Guilherme Pat supera la adversidad para brillar en UFC
Pues imagínate esto: después de cuatro negativas de visa que casi le arruinan la oportunidad de su vida, Guilherme Pat no solo llegó al UFC, sino que lo hizo con una victoria contundente en su debut. La verdad es que su historia tiene todos los ingredientes de una película de superación.
Un camino lleno de obstáculos
La cosa empezó cuando Pat tenía programado pelear contra Anthony Guarascio en el Dana White’s Contender Series el pasado septiembre. Pero ahí vino el golpe: una semana antes del combate, le denegaron la visa por cuarta vez consecutiva. Vamos, que cualquiera se habría desanimado, ¿no?
Sin embargo, su mánager no se rindió. Prácticamente al día siguiente le llamó con una noticia que parecía imposible: «Tranquilo, confía en esto. Tienes una pelea en diciembre en Las Vegas». Pat, lógicamente escéptico después de tantos rechazos, pensó que era una broma. «¿Cómo voy a pelear en diciembre si acaban de denegarme la visa por cuarta vez?», debió preguntarse.
La oportunidad que no podía dejar pasar
Pero su mánager tenía razón en algo crucial: esta vez tenían más tiempo para preparar toda la documentación. Así que, contra todo pronóstico, Pat finalmente pudo viajar a Estados Unidos para enfrentarse a Allen Frye en el UFC Vegas 112.
Y vaya si aprovechó la oportunidad. El brasileño dio una actuación dominante que le valió una victoria por decisión unánime.
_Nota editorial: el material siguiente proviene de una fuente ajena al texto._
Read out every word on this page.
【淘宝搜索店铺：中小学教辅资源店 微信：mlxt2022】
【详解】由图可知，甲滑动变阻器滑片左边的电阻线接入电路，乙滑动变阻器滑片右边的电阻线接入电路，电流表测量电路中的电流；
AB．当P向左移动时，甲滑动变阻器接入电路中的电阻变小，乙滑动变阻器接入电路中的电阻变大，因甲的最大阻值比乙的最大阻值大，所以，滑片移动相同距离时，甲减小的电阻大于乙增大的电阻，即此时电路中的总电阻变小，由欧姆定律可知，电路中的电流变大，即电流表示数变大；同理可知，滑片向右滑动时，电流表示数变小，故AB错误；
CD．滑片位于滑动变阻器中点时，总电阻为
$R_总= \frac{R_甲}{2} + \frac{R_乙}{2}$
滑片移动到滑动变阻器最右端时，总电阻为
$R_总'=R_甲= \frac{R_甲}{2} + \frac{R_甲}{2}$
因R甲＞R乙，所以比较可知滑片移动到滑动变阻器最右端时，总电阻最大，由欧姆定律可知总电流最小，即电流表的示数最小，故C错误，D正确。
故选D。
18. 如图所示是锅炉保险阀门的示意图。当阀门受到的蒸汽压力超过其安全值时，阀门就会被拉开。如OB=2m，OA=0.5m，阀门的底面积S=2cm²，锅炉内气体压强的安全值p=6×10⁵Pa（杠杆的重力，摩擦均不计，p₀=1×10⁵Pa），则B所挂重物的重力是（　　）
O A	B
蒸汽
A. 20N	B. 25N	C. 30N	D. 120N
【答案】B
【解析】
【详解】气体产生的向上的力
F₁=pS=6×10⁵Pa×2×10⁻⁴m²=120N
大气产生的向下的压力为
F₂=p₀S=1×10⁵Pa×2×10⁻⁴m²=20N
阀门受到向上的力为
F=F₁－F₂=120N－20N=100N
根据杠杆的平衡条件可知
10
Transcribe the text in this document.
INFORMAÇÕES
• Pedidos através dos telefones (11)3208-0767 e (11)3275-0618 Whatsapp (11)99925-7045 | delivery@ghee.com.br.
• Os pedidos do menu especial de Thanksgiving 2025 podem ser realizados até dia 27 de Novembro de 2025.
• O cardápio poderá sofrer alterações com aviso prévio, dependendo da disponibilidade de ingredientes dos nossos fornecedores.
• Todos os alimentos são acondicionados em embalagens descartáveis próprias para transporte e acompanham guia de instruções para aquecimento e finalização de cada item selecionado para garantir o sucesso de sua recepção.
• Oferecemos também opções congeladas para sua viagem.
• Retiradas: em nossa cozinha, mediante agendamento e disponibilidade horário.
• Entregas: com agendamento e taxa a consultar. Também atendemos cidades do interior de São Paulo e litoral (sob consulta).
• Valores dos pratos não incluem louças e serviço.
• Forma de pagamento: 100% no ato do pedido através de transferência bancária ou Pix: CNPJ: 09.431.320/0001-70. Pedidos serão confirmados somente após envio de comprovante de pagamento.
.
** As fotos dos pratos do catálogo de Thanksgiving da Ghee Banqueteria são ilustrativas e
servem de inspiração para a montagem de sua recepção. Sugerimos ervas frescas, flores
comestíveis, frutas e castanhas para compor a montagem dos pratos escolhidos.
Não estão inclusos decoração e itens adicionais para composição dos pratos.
Lo curioso es que Frye, a pesar de perder, mostró un corazón enorme resistiendo hasta el final.
Sin nervios, solo convicción
Aquí viene lo más interesante de toda la historia. Pat confesó después del combate que no tenía mariposas en el estómago antes de su debut en UFC. ¿Cómo es posible? Pues según él, todas esas negativas de visa terminaron convenciéndolo de que ya pertenecía a la organización.
«Estaba mucho más nervioso en todas mis peleas en Brasil a lo largo de mi carrera que aquí», admitió el luchador. «Todas esas negativas de visa y el hecho de que no pudiera entrar… para mí eso fue la prueba de que solo eran los detalles finales. Significaba que yo ya pertenecía aquí».
En fin, una mentalidad bastante particular. Mientras la mayoría de los deportistas se pondrían nerviosísimos ante su debut en la máxima categoría, Pat llegó con la tranquilidad de quien sabe que está donde debe estar. Después de todo, ya se había ganado el derecho a estar allí superando obstáculos que habrían hecho desistir a cualquiera.